“… For Your Nation…”

Okay, so, imagine you’re a trilingual Korean. When you’re interviewed by a certain nationalistic, ridiculous TV station — not that I’ll name it specifically, ahem — and they explain the ridiculously low pay they’re offering by explaining that you are, in being offered this job, given a chance to do work “for your nation,” which of the following do you do?

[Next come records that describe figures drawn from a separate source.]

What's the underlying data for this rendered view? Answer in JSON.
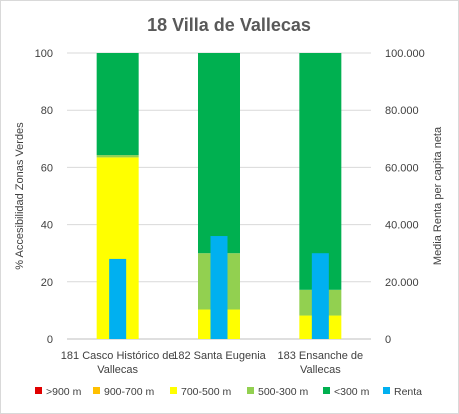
{
  "chart_data": {
    "type": "bar",
    "title": "18 Villa de Vallecas",
    "ylabel_left": "% Accesibilidad Zonas Verdes",
    "ylabel_right": "Media Renta per capita neta",
    "ylim_left": [
      0,
      100
    ],
    "ylim_right": [
      0,
      100000
    ],
    "yticks_left": [
      "0",
      "20",
      "40",
      "60",
      "80",
      "100"
    ],
    "yticks_right": [
      "0",
      "20.000",
      "40.000",
      "60.000",
      "80.000",
      "100.000"
    ],
    "categories": [
      [
        "181 Casco Histórico de",
        "Vallecas"
      ],
      [
        "182 Santa Eugenia"
      ],
      [
        "183 Ensanche de",
        "Vallecas"
      ]
    ],
    "stacked_series": [
      {
        "name": ">900 m",
        "color": "#e00000",
        "values": [
          0,
          0,
          0
        ]
      },
      {
        "name": "900-700 m",
        "color": "#ffc000",
        "values": [
          0,
          0,
          0
        ]
      },
      {
        "name": "700-500 m",
        "color": "#ffff00",
        "values": [
          63.5,
          10.3,
          8.2
        ]
      },
      {
        "name": "500-300 m",
        "color": "#92d050",
        "values": [
          0.8,
          19.7,
          9.0
        ]
      },
      {
        "name": "<300 m",
        "color": "#00b050",
        "values": [
          35.7,
          70.0,
          82.8
        ]
      }
    ],
    "renta_series": {
      "name": "Renta",
      "color": "#00b0f0",
      "values": [
        28000,
        36000,
        30000
      ]
    },
    "legend_position": "bottom"
  }
}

(a) laugh in the their face
(b) politely ask for more money knowing you won’t get it, and say, “Well, I can make more money teaching in a hakwon, so I think that would be wiser for me.”
(c) say, “Listen, you stupid poseur gyopo bitch, don’t tell me about good for my nation! How much do you make, while ‘serving your nation,’ huh? I speak three fucking languages, chiquita! I have connections overseas that you’re hoping to use! I have brains enough to know I’m worth more than that to you, but you have no hope of hiring me when you patronize me with nationalism like that, much less when it’s nationalism you think I grew up with and naively swallowed! Puh-leaaaaaze!”
(d) giggle to yourself about how this ridiculous building will look when shrouded in flames someday soon

You can probably guess which one Miss Jiwaku did. She’s a little more sane than me.

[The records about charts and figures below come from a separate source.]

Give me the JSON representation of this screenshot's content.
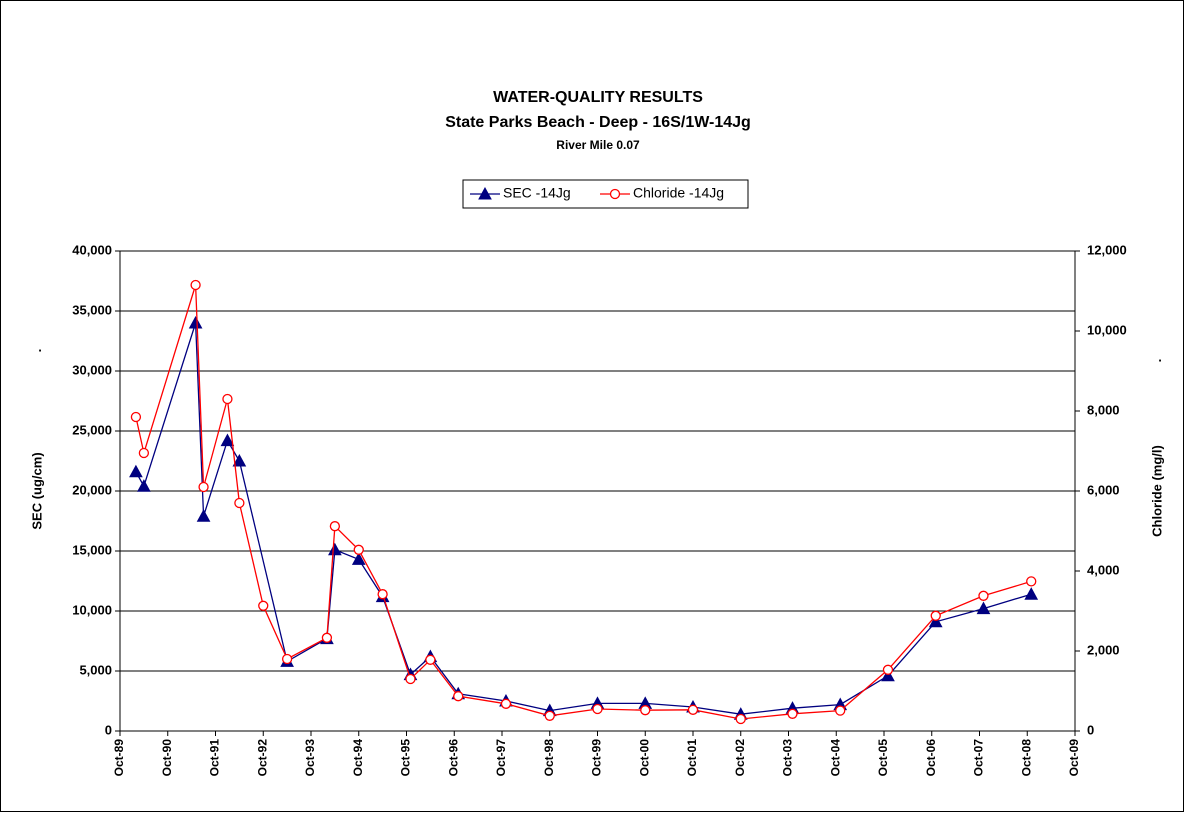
{
  "chart_data": {
    "type": "line",
    "title": "WATER-QUALITY RESULTS",
    "subtitle": "State Parks Beach - Deep - 16S/1W-14Jg",
    "caption": "River Mile 0.07",
    "ylabel": "SEC (ug/cm)",
    "y2label": "Chloride (mg/l)",
    "ylabel_note": ".",
    "y2label_note": ".",
    "xlim": [
      "1989-10",
      "2009-10"
    ],
    "xticks": [
      {
        "value": "1989-10",
        "label": "Oct-89"
      },
      {
        "value": "1990-10",
        "label": "Oct-90"
      },
      {
        "value": "1991-10",
        "label": "Oct-91"
      },
      {
        "value": "1992-10",
        "label": "Oct-92"
      },
      {
        "value": "1993-10",
        "label": "Oct-93"
      },
      {
        "value": "1994-10",
        "label": "Oct-94"
      },
      {
        "value": "1995-10",
        "label": "Oct-95"
      },
      {
        "value": "1996-10",
        "label": "Oct-96"
      },
      {
        "value": "1997-10",
        "label": "Oct-97"
      },
      {
        "value": "1998-10",
        "label": "Oct-98"
      },
      {
        "value": "1999-10",
        "label": "Oct-99"
      },
      {
        "value": "2000-10",
        "label": "Oct-00"
      },
      {
        "value": "2001-10",
        "label": "Oct-01"
      },
      {
        "value": "2002-10",
        "label": "Oct-02"
      },
      {
        "value": "2003-10",
        "label": "Oct-03"
      },
      {
        "value": "2004-10",
        "label": "Oct-04"
      },
      {
        "value": "2005-10",
        "label": "Oct-05"
      },
      {
        "value": "2006-10",
        "label": "Oct-06"
      },
      {
        "value": "2007-10",
        "label": "Oct-07"
      },
      {
        "value": "2008-10",
        "label": "Oct-08"
      },
      {
        "value": "2009-10",
        "label": "Oct-09"
      }
    ],
    "ylim": [
      0,
      40000
    ],
    "yticks": [
      0,
      {
        "value": 5000,
        "label": "5,000"
      },
      {
        "value": 10000,
        "label": "10,000"
      },
      {
        "value": 15000,
        "label": "15,000"
      },
      {
        "value": 20000,
        "label": "20,000"
      },
      {
        "value": 25000,
        "label": "25,000"
      },
      {
        "value": 30000,
        "label": "30,000"
      },
      {
        "value": 35000,
        "label": "35,000"
      },
      {
        "value": 40000,
        "label": "40,000"
      }
    ],
    "y2lim": [
      0,
      12000
    ],
    "y2ticks": [
      0,
      {
        "value": 2000,
        "label": "2,000"
      },
      {
        "value": 4000,
        "label": "4,000"
      },
      {
        "value": 6000,
        "label": "6,000"
      },
      {
        "value": 8000,
        "label": "8,000"
      },
      {
        "value": 10000,
        "label": "10,000"
      },
      {
        "value": 12000,
        "label": "12,000"
      }
    ],
    "grid": true,
    "series": [
      {
        "name": "SEC -14Jg",
        "color": "#000080",
        "marker": "triangle",
        "x": [
          "1990-02",
          "1990-04",
          "1991-05",
          "1991-07",
          "1992-01",
          "1992-04",
          "1993-04",
          "1994-02",
          "1994-04",
          "1994-10",
          "1995-04",
          "1995-11",
          "1996-04",
          "1996-11",
          "1997-11",
          "1998-10",
          "1999-10",
          "2000-10",
          "2001-10",
          "2002-10",
          "2003-11",
          "2004-11",
          "2005-11",
          "2006-11",
          "2007-11",
          "2008-11"
        ],
        "values": [
          21600,
          20400,
          34000,
          17900,
          24200,
          22500,
          5800,
          7700,
          15100,
          14300,
          11200,
          4700,
          6200,
          3100,
          2500,
          1700,
          2300,
          2300,
          2000,
          1400,
          1900,
          2200,
          4600,
          9100,
          10200,
          11400
        ]
      },
      {
        "name": "Chloride -14Jg",
        "color": "#ff0000",
        "marker": "circle",
        "axis": "y2",
        "x": [
          "1990-02",
          "1990-04",
          "1991-05",
          "1991-07",
          "1992-01",
          "1992-04",
          "1992-10",
          "1993-04",
          "1994-02",
          "1994-04",
          "1994-10",
          "1995-04",
          "1995-11",
          "1996-04",
          "1996-11",
          "1997-11",
          "1998-10",
          "1999-10",
          "2000-10",
          "2001-10",
          "2002-10",
          "2003-11",
          "2004-11",
          "2005-11",
          "2006-11",
          "2007-11",
          "2008-11"
        ],
        "values": [
          7850,
          6950,
          11150,
          6100,
          8300,
          5700,
          3130,
          1800,
          2330,
          5120,
          4530,
          3420,
          1300,
          1780,
          870,
          680,
          380,
          550,
          520,
          530,
          300,
          430,
          510,
          1530,
          2880,
          3380,
          3740
        ]
      }
    ]
  }
}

4 thoughts on ““… For Your Nation…”

  1. I’m sorry to hear about “Miss Jiwaku’s” awkwardly inadequate offer from that TV station.

    Of course it is idiotic for someone to cite working for a “nation” as justification for offering a low wage, but in Korea people even view the chaebols as representing a “national” interest.

    And we all know how altruistic the chaebols are. If anybody has any doubt of that, I would just recommend they read your snappy little short story “The Country of the Young.”

    Seriously though, a lot of working-class people in the U.S. believe fervently that assembling cars for G.M. or Ford is equivalent to working “for America,” with the idea of defeating “evil-doers” like Toyota, Honda, Hyundai, etcetera.

    I think a coldly factual statement such as “the pay being offered is inadequate” would suffice. Any histrionics would simply detract from communicating that the offer is unworthy and insultingly low.

  2. Yeah, she wisely went with option B. I’ve heard from others that there’s reason to believe they’re in financial trouble, but then, I have a former student working for the same pittance, very long hours and so on, at a more prominent station. I suspect it’s more about exploiting labour as cheaply as possible.

    As for the “national identity” of chaebols, it also comes up in the paper I wrote on using SF in Korean classrooms — the mining corp as a representative of Earth in Avatar vs. the national identity of chaebol corporations… ack, need to summarize that paper for a presentation at the end of the month! (In Melbourne.)

  3. I’ll pass on a funny anecdote I heard when I was working for “The Committee to Raise International Image (of Korea)”. During the 2004 Athens Olympics, the internationally successful chaebols (Hyundai Motors, Samsung, LG/GS) did not want to be associated with Korea because they were afraid that they would be linked with the “bad image” of Korea (e.g. financial crisis, North Korea, labor unrest). Go figure. (I seem to remember one of my graduate school advisors saying ‘patriotism is the last refuge of the incompetent.’)

  4. Junsok,

    Ha!The last refuge of the nonviolent incompetent, maybe. :)

    But yeah, I brought up the question to my students whether those internationally successful chaebols actually were widely associated with Korea abroad. (One of the claims made in that Business Across Cultures course, during a presentation, was that they were “raising Korea’s profile internationally.”) I asked where “internationally” was supposed to mean and then added that in Northeast and Southeast Asia (and India) my experience was that people know which companies were Korean, but not so much in the West… and the discussion dwelt for a while on why a Korean company might want to distance itself from Korea internationally. It was pretty interesting.